The bill has many provisions that are objectionable to home schoolers: (1) it lowers the compulsory attendance age from 7 to 6; (2) it does away with eighth grade equivalency as an exemption from public school attendance; (3) it provides a requirement for mediation when the child is considered truant and a criminal penalty for failing to meet for mediation; (4) it proposes a criminal penalty for meeting in a mediation proceeding and failing to comply; (5) it provides for jail time instead of community service; (6) the mediation provision requires the child to agree to the provision, and a violation of that mediation provision could be deemed sufficient to invoke “child in need of assistance” provisions; (7) it makes it more difficult to exempt blind and deaf students from state schools; and (8) children previously labeled as learning disabled or suspected of learning disabilities can be home schooled only with the approval of the school districtís Director of Special Education.
The new legislation specifies that a parent or legal guardian may provide private instruction according to the law. The requirements include at least 148 days of instruction during a school year; the completion and forwarding, in a timely manner, of a report previously required under Iowa Annotated Code 299.4, ensuring that the child is tested annually to determine whether he/she is making adequate progress; or a written evaluation submitted annually indicating that the child is making adequate progress. To obtain educational base line data, all parents must submit their children to be tested at age 7 or when each child begins home education.
Reasonable educational progress for testing is deemed to be the 30th percentile. If a child doesn't make the 30th percentile in all required subjects to be tested, the child may retest before the new school year. If still unable to achieve the 30th percentile ranking, the child is to be enrolled in a public or approved private school unless mediation is approved. The standardized test is to be administered by the evaluator, but parents may be present while children are being tested.

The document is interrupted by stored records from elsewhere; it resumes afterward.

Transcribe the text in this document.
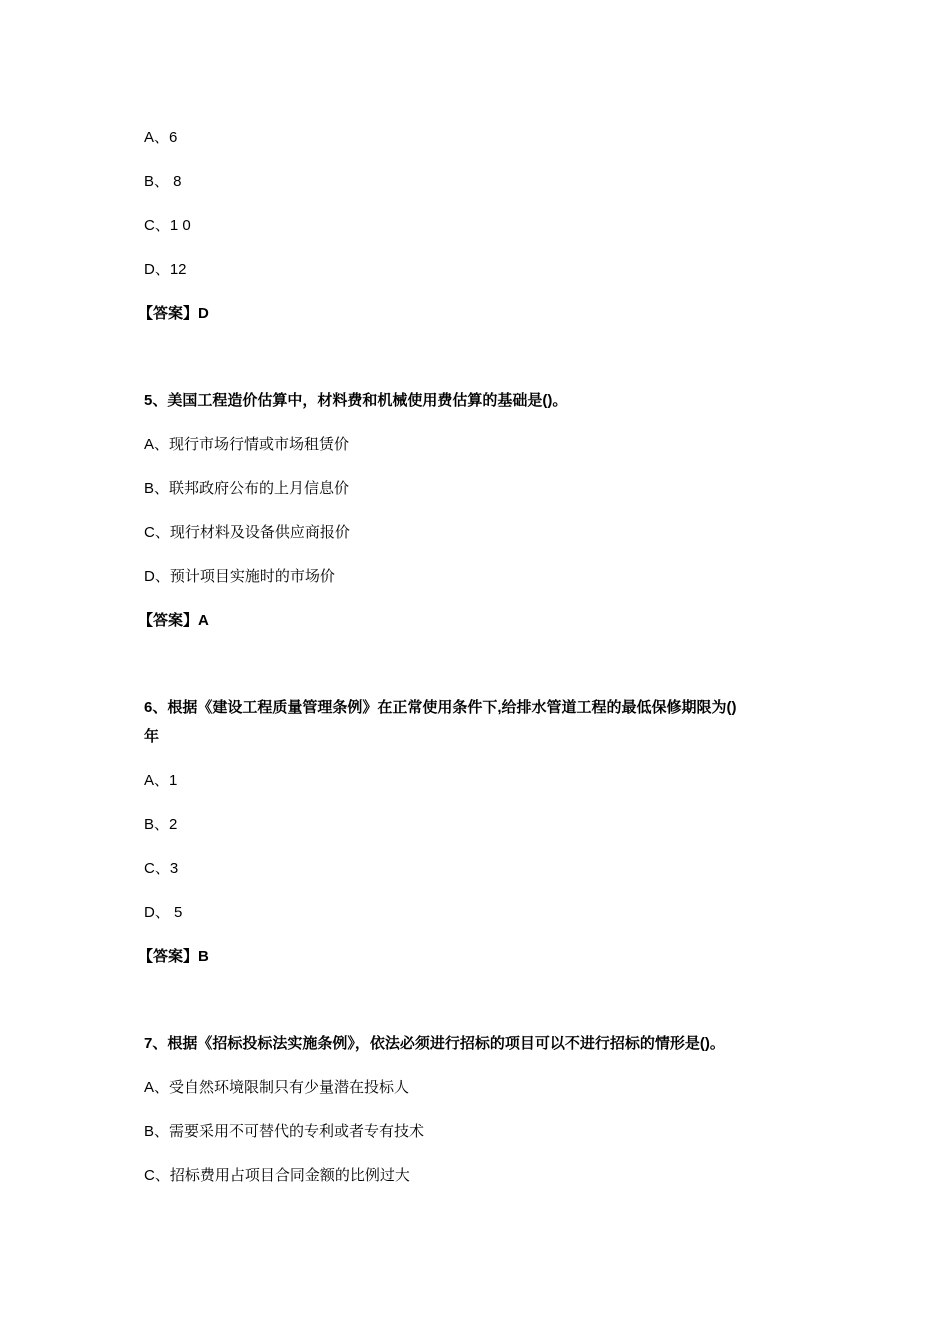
A、6
B、 8
C、1 0
D、12
【答案】D
5、美国工程造价估算中，材料费和机械使用费估算的基础是()。
A、现行市场行情或市场租赁价
B、联邦政府公布的上月信息价
C、现行材料及设备供应商报价
D、预计项目实施时的市场价
【答案】A
6、根据《建设工程质量管理条例》在正常使用条件下,给排水管道工程的最低保修期限为()
年
A、1
B、2
C、3
D、 5
【答案】B
7、根据《招标投标法实施条例》，依法必须进行招标的项目可以不进行招标的情形是()。
A、受自然环境限制只有少量潜在投标人
B、需要采用不可替代的专利或者专有技术
C、招标费用占项目合同金额的比例过大
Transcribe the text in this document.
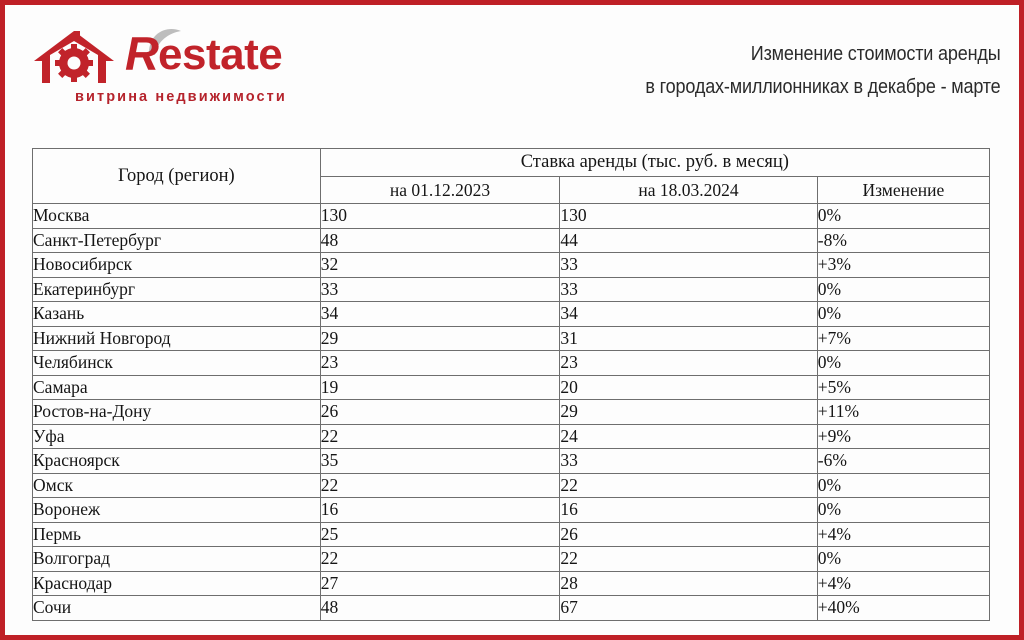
R estate
витрина недвижимости
Изменение стоимости аренды
в городах-миллионниках в декабре - марте
Город (регион)	Ставка аренды (тыс. руб. в месяц)		
	на 01.12.2023	на 18.03.2024	Изменение
Москва	130	130	0%
Санкт-Петербург	48	44	-8%
Новосибирск	32	33	+3%
Екатеринбург	33	33	0%
Казань	34	34	0%
Нижний Новгород	29	31	+7%
Челябинск	23	23	0%
Самара	19	20	+5%
Ростов-на-Дону	26	29	+11%
Уфа	22	24	+9%
Красноярск	35	33	-6%
Омск	22	22	0%
Воронеж	16	16	0%
Пермь	25	26	+4%
Волгоград	22	22	0%
Краснодар	27	28	+4%
Сочи	48	67	+40%
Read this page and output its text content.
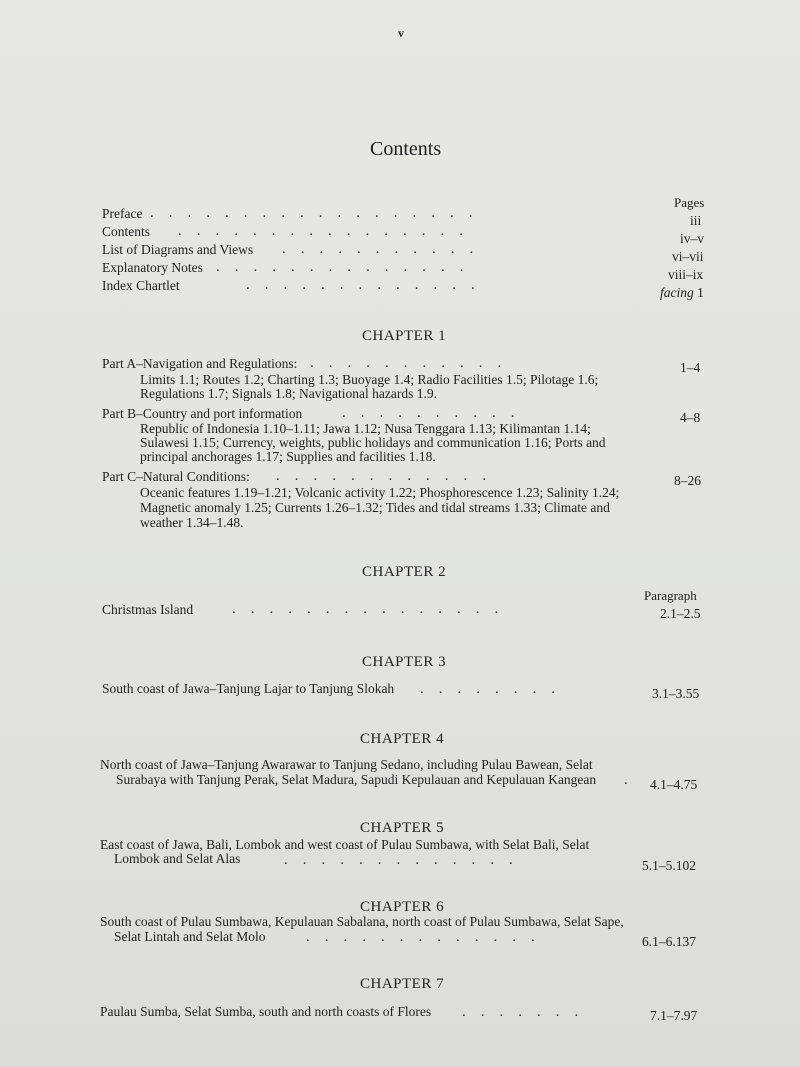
v
Contents
Pages
Preface ..................	iii
Contents ................	iv–v
List of Diagrams and Views ...........	vi–vii
Explanatory Notes ..............	viii–ix
Index Chartlet	.............	facing 1
CHAPTER 1
Part A–Navigation and Regulations: ...........	1–4
Limits 1.1; Routes 1.2; Charting 1.3; Buoyage 1.4; Radio Facilities 1.5; Pilotage 1.6;
Regulations 1.7; Signals 1.8; Navigational hazards 1.9.
Part B–Country and port information	..........	4–8
Republic of Indonesia 1.10–1.11; Jawa 1.12; Nusa Tenggara 1.13; Kilimantan 1.14;
Sulawesi 1.15; Currency, weights, public holidays and communication 1.16; Ports and
principal anchorages 1.17; Supplies and facilities 1.18.
Part C–Natural Conditions: ............	8–26
Oceanic features 1.19–1.21; Volcanic activity 1.22; Phosphorescence 1.23; Salinity 1.24;
Magnetic anomaly 1.25; Currents 1.26–1.32; Tides and tidal streams 1.33; Climate and
weather 1.34–1.48.
CHAPTER 2
Paragraph
Christmas Island	...............	2.1–2.5
CHAPTER 3
South coast of Jawa–Tanjung Lajar to Tanjung Slokah ........	3.1–3.55
CHAPTER 4
North coast of Jawa–Tanjung Awarawar to Tanjung Sedano, including Pulau Bawean, Selat
Surabaya with Tanjung Perak, Selat Madura, Sapudi Kepulauan and Kepulauan Kangean . 4.1–4.75
CHAPTER 5
East coast of Jawa, Bali, Lombok and west coast of Pulau Sumbawa, with Selat Bali, Selat
Lombok and Selat Alas	.............	5.1–5.102
CHAPTER 6
South coast of Pulau Sumbawa, Kepulauan Sabalana, north coast of Pulau Sumbawa, Selat Sape,
Selat Lintah and Selat Molo	.............	6.1–6.137
CHAPTER 7
Paulau Sumba, Selat Sumba, south and north coasts of Flores .......	7.1–7.97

Regarding written evaluations, the new law states that if the evaluator says the child is making academic progress, the report shall create a presumption that the child is making adequate progress. However, the ultimate determination is made by the director of the Department of Education or the director's designee, which may include a school district or an area education agency. Should a parent choose the written evaluation, it must be done by a certified teacher approved by the Department of Education designee.
A remediation plan is available for children deemed not making adequate progress after testing or the evaluation, pursuant to approval of the director or director's designee.
Dual enrollment is still available to parents, and in such cases the cost of the evaluation by testing will be borne by the public school. Children previously identified as requiring special education are not eligible for placement under private instruction without prior approval by the director of special education in the area education agency where the child resides. Children who appear to have a learning problem under private instruction are to be referred for evaluation under the Education of the Handicapped Act. The law mandates jail time for parents convicted of non-compliance, but exempts from criminal prosecution any parent who has made a good faith effort to comply.
Although this bill is a step in the right direction away from certification, it remains to be seen if the law is workable because of the required involvement by public school officials in the evaluation process: children must be tested at a time and place determined by public school officials, and evaluators must be approved by school officials. A possible solution for parents who object to involvement with the public school is the provision that allows an accredited, non-public school teacher to supervise the program, thus nullifying the required evaluation provisions.
An alternate home school bill, proposed by home schoolers, was introduced to the legislature. That proposed law did not make it through committee hearings because it was much less restrictive regarding home education freedoms and included a religious exemption provision.